Ao ler o título, a minha primeira impressão é a de que na palavra «tenho de» se retira uma obrigação. Por acaso, já me perguntei se «tenho de ler» e cheguei à conclusão que sim, pois é a ler que me conheço, é a ler que encontro as maravilhas musicais na conjugação das palavras, e é a ler que os pensamentos fluem constantemente entre as sinapses abandonadas pelas obrigações do trabalho e da rotina do dia-a-dia. Porém, hoje, enchi o peito de corajoso ar e expirei a vontade necessária para me preparar para esta pergunta difícil.

 

Ao desafio da Catarina Duarte do blogue (In)sensatez, respondo de forma imediata: «tenho de» escrever porque sim. [Claro que já estou de nervos em franja e a pensar em como seria melhor não pensar no assunto, até porque ninguém me pediu nada nem eu quero incomodar as pessoas quando ainda estou a dar pequenos passinhos de criança no que à escrita diz respeito].

 

No meu pensamento, surgiu um monólogo interior que troca impressões.

É muito estranho. Ora leiam:

 

Tenho de escrever, então?

Ah, pois, tenho de escrever porque senão não sabem a «resposta».

 

E faz sentido escrever e colocar por escrito os pensamentos que vivem fechados?

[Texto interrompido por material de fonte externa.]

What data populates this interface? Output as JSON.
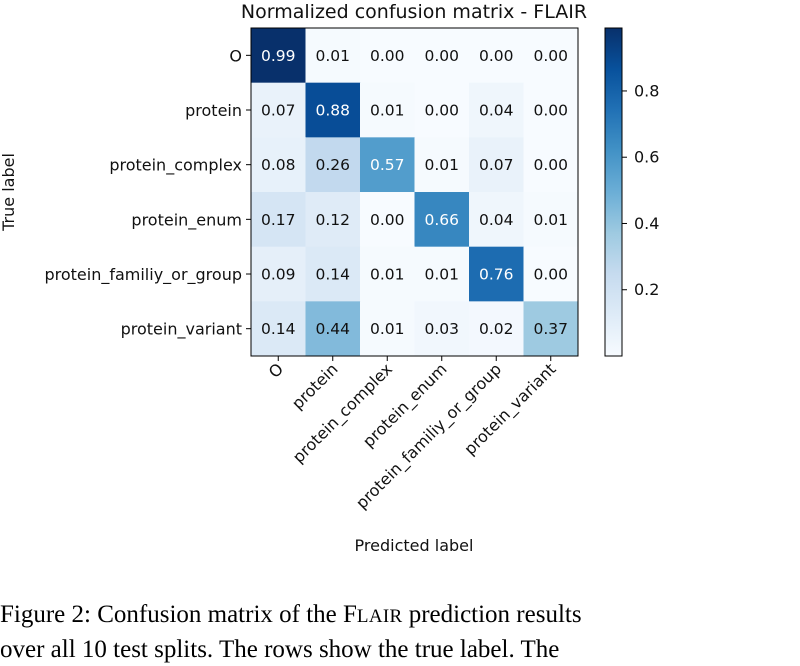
{
  "chart_data": {
    "type": "heatmap",
    "title": "Normalized confusion matrix - FLAIR",
    "xlabel": "Predicted label",
    "ylabel": "True label",
    "rows": [
      "O",
      "protein",
      "protein_complex",
      "protein_enum",
      "protein_familiy_or_group",
      "protein_variant"
    ],
    "columns": [
      "O",
      "protein",
      "protein_complex",
      "protein_enum",
      "protein_familiy_or_group",
      "protein_variant"
    ],
    "values": [
      [
        0.99,
        0.01,
        0.0,
        0.0,
        0.0,
        0.0
      ],
      [
        0.07,
        0.88,
        0.01,
        0.0,
        0.04,
        0.0
      ],
      [
        0.08,
        0.26,
        0.57,
        0.01,
        0.07,
        0.0
      ],
      [
        0.17,
        0.12,
        0.0,
        0.66,
        0.04,
        0.01
      ],
      [
        0.09,
        0.14,
        0.01,
        0.01,
        0.76,
        0.0
      ],
      [
        0.14,
        0.44,
        0.01,
        0.03,
        0.02,
        0.37
      ]
    ],
    "colorbar": {
      "ticks": [
        "0.8",
        "0.6",
        "0.4",
        "0.2"
      ],
      "tick_values": [
        0.8,
        0.6,
        0.4,
        0.2
      ],
      "range": [
        0.0,
        0.99
      ],
      "colormap": "Blues"
    },
    "colors": {
      "low": "#f7fbff",
      "mid": "#6baed6",
      "high": "#08306b",
      "text_dark": "#111111",
      "text_light": "#ffffff"
    }
  },
  "caption": {
    "line1_prefix": "Figure 2: Confusion matrix of the F",
    "line1_smallcaps": "LAIR",
    "line1_suffix": " prediction results",
    "line2": "over all 10 test splits. The rows show the true label. The"
  }
}
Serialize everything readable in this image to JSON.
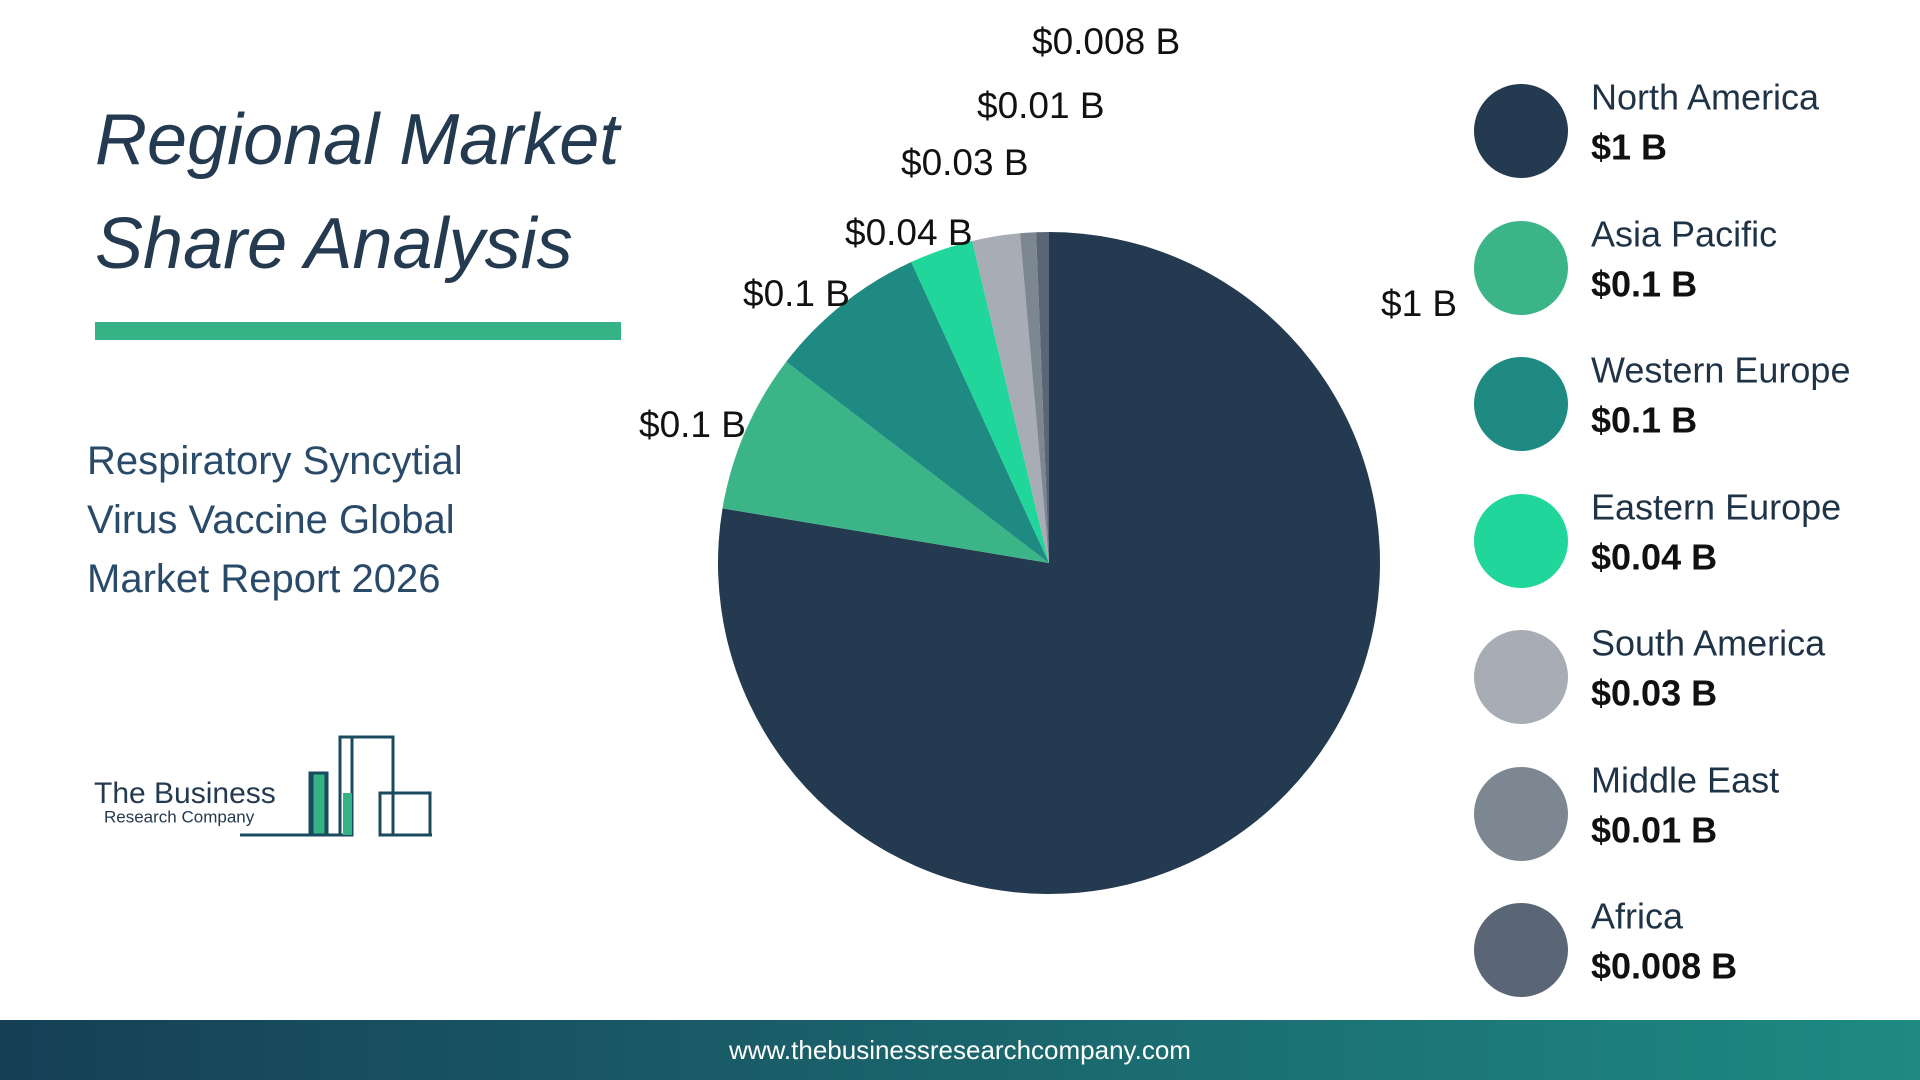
{
  "chart_data": {
    "type": "pie",
    "title": "Regional Market Share Analysis",
    "subtitle": "Respiratory Syncytial Virus Vaccine Global Market Report 2026",
    "categories": [
      "North America",
      "Asia Pacific",
      "Western Europe",
      "Eastern Europe",
      "South America",
      "Middle East",
      "Africa"
    ],
    "values": [
      1,
      0.1,
      0.1,
      0.04,
      0.03,
      0.01,
      0.008
    ],
    "value_labels": [
      "$1 B",
      "$0.1 B",
      "$0.1 B",
      "$0.04 B",
      "$0.03 B",
      "$0.01 B",
      "$0.008 B"
    ],
    "colors": [
      "#243a50",
      "#3bb588",
      "#1e8a82",
      "#20d69a",
      "#a8adb5",
      "#7d8792",
      "#5a6675"
    ]
  },
  "logo": {
    "line1": "The Business",
    "line2": "Research Company"
  },
  "footer": {
    "url": "www.thebusinessresearchcompany.com"
  }
}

Sim, muito. Há o perigo de curto circuito no cérebro assim sobrecarregado.

 

Quando começaste a escrever?

Não me lembro do momento exato em que comecei a escrever estórias, mas recordo-me de as contar usando a minha imaginação. No sotão da minha infância tudo aparecia misturado, magia, princesas, tesouros escondidos, mistérios por desvendar e fantasmas. Tinha muito medo de fantasmas e dos quarenta ladrões de Ali baba!

 

Escrever afasta o medo, sentimentos e emoções?

Não creio. Acho que os ajuda a expulsar ou minimizar, dimuindo a sua intensidade. Colocar por palavras ajuda a clarificar as ideias e a colocar sob outra perspetiva algo que não vimos ou não refletimos.

 

É preciso ter imaginação para escrever?

Sem sombra de dúvida. Imaginação, criatividade e muita persistência, porque só a vontade não é suficiente. 

 

Achas que consegues escrever sempre que te apetece?

Quase sempre. Basta estar em silêncio. Sucede, porém, que o comando cerebral nem sempre tem pilhas e às vezes não dá. É normal e é aqui que entra a persistência. Nunca podemos desistir.

 

 

Este brainstorm interior levou-me à conclusão mais brilhante à face das terras lusitanas e que é esta:

Ao «tenho de escrever» acrescento o «sim» que, tal como num casamento, são os votos apropriados para quem quer ter a vida de escritor, e atendendo a que escrevo para me divertir acho que vou prolongar a fase do namoro por mais uns anos.